Quand le corps terrestre meurt, ce n’est pas l’esprit qui meurt avec lui, c’est son âme qui s’envole, qui s’élève rejoindre l’esprit originel dont elle est issue. Après un certain temps, cette même âme peut être redistribuée dans un nouveau corps. C’est à ce moment d’ailleurs qu’il peut se produire des accidents d’incarnation ou des blessures ou des failles. Si l’âme émigrée d’un corps n’a pas été lavée, libérée de la vie terrestre, des souvenirs de ce corps-là, elle peut les transporter en elle et les transplanter dans le nouveau corps qui l’abritera.

Ainsi s’expliquent les différentes formes de personnes humaines et de comportements humains.
Ainsi s’explique le temps laissé par nombre de religions aux âmes migratrices avant de les redistribuer.
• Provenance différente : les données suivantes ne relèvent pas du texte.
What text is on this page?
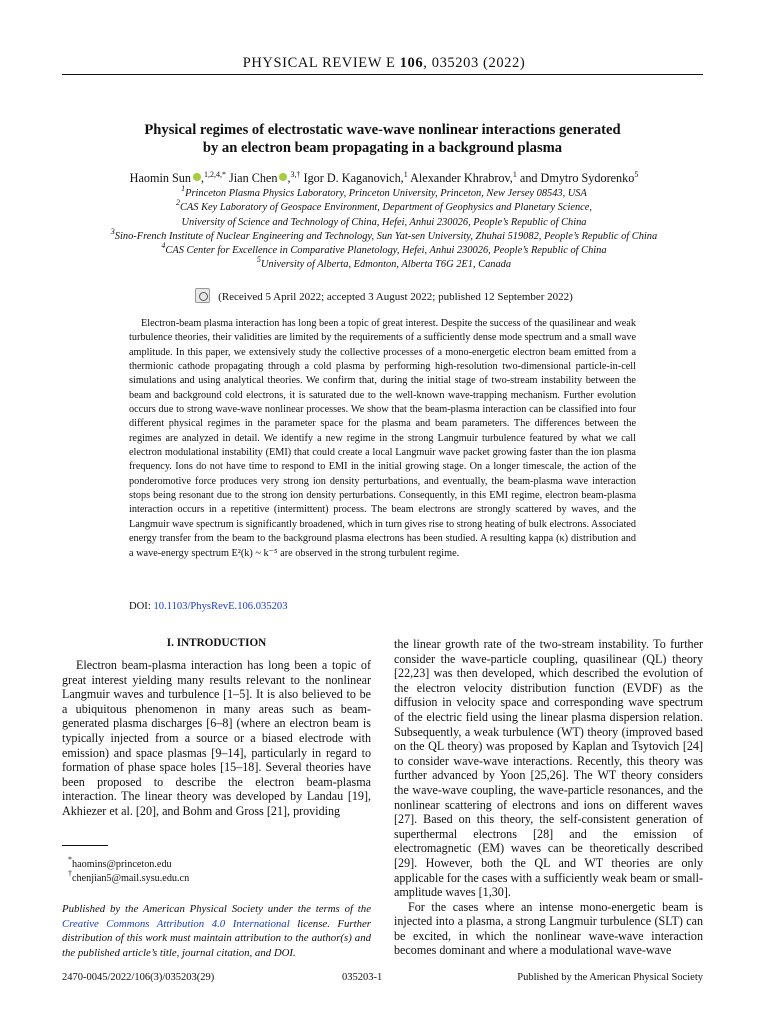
PHYSICAL REVIEW E 106, 035203 (2022)
Physical regimes of electrostatic wave-wave nonlinear interactions generated
by an electron beam propagating in a background plasma
Haomin Sun ,$^{1,2,4,*}$ Jian Chen ,$^{3,\dagger}$ Igor D. Kaganovich,$^1$ Alexander Khrabrov,$^1$ and Dmytro Sydorenko$^5$
$^1$Princeton Plasma Physics Laboratory, Princeton University, Princeton, New Jersey 08543, USA
$^2$CAS Key Laboratory of Geospace Environment, Department of Geophysics and Planetary Science,
University of Science and Technology of China, Hefei, Anhui 230026, People’s Republic of China
$^3$Sino-French Institute of Nuclear Engineering and Technology, Sun Yat-sen University, Zhuhai 519082, People’s Republic of China
$^4$CAS Center for Excellence in Comparative Planetology, Hefei, Anhui 230026, People’s Republic of China
$^5$University of Alberta, Edmonton, Alberta T6G 2E1, Canada
(Received 5 April 2022; accepted 3 August 2022; published 12 September 2022)

Electron-beam plasma interaction has long been a topic of great interest. Despite the success of the quasilinear and weak turbulence theories, their validities are limited by the requirements of a sufficiently dense mode spectrum and a small wave amplitude. In this paper, we extensively study the collective processes of a mono-energetic electron beam emitted from a thermionic cathode propagating through a cold plasma by performing high-resolution two-dimensional particle-in-cell simulations and using analytical theories. We confirm that, during the initial stage of two-stream instability between the beam and background cold electrons, it is saturated due to the well-known wave-trapping mechanism. Further evolution occurs due to strong wave-wave nonlinear processes. We show that the beam-plasma interaction can be classified into four different physical regimes in the parameter space for the plasma and beam parameters. The differences between the regimes are analyzed in detail. We identify a new regime in the strong Langmuir turbulence featured by what we call electron modulational instability (EMI) that could create a local Langmuir wave packet growing faster than the ion plasma frequency. Ions do not have time to respond to EMI in the initial growing stage. On a longer timescale, the action of the ponderomotive force produces very strong ion density perturbations, and eventually, the beam-plasma wave interaction stops being resonant due to the strong ion density perturbations. Consequently, in this EMI regime, electron beam-plasma interaction occurs in a repetitive (intermittent) process. The beam electrons are strongly scattered by waves, and the Langmuir wave spectrum is significantly broadened, which in turn gives rise to strong heating of bulk electrons. Associated energy transfer from the beam to the background plasma electrons has been studied. A resulting kappa (κ) distribution and a wave-energy spectrum E²(k) ~ k⁻⁵ are observed in the strong turbulent regime.

DOI: 10.1103/PhysRevE.106.035203
I. INTRODUCTION

Electron beam-plasma interaction has long been a topic of great interest yielding many results relevant to the nonlinear Langmuir waves and turbulence [1–5]. It is also believed to be a ubiquitous phenomenon in many areas such as beam-generated plasma discharges [6–8] (where an electron beam is typically injected from a source or a biased electrode with emission) and space plasmas [9–14], particularly in regard to formation of phase space holes [15–18]. Several theories have been proposed to describe the electron beam-plasma interaction. The linear theory was developed by Landau [19], Akhiezer et al. [20], and Bohm and Gross [21], providing

*haomins@princeton.edu
†chenjian5@mail.sysu.edu.cn
Published by the American Physical Society under the terms of the Creative Commons Attribution 4.0 International license. Further distribution of this work must maintain attribution to the author(s) and the published article’s title, journal citation, and DOI.

the linear growth rate of the two-stream instability. To further consider the wave-particle coupling, quasilinear (QL) theory [22,23] was then developed, which described the evolution of the electron velocity distribution function (EVDF) as the diffusion in velocity space and corresponding wave spectrum of the electric field using the linear plasma dispersion relation. Subsequently, a weak turbulence (WT) theory (improved based on the QL theory) was proposed by Kaplan and Tsytovich [24] to consider wave-wave interactions. Recently, this theory was further advanced by Yoon [25,26]. The WT theory considers the wave-wave coupling, the wave-particle resonances, and the nonlinear scattering of electrons and ions on different waves [27]. Based on this theory, the self-consistent generation of superthermal electrons [28] and the emission of electromagnetic (EM) waves can be theoretically described [29]. However, both the QL and WT theories are only applicable for the cases with a sufficiently weak beam or small-amplitude waves [1,30].

For the cases where an intense mono-energetic beam is injected into a plasma, a strong Langmuir turbulence (SLT) can be excited, in which the nonlinear wave-wave interaction becomes dominant and where a modulational wave-wave

2470-0045/2022/106(3)/035203(29)	035203-1	Published by the American Physical Society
En quelque sorte, il s’agit du temps laissé à la toilette de l’âme ; exactement comme on procède à la toilette du mort, pour déshabiller celui-ci des restes de son âme. Sinon le corps ne peut se désagréger absolument. Absolument, ici, veut dire de façon totalement pure.
La toilette des morts ne consiste exactement qu’en cela : la séparation absolue d’un corps terrestre et d’une âme. Car cette union ne doit être que temporaire, impermanente. Il ne faut pas que dans le corps mort subsistent des scories de l’âme. Et il ne faut pas que dans l’âme vivante, subsistent des scories du corps mort.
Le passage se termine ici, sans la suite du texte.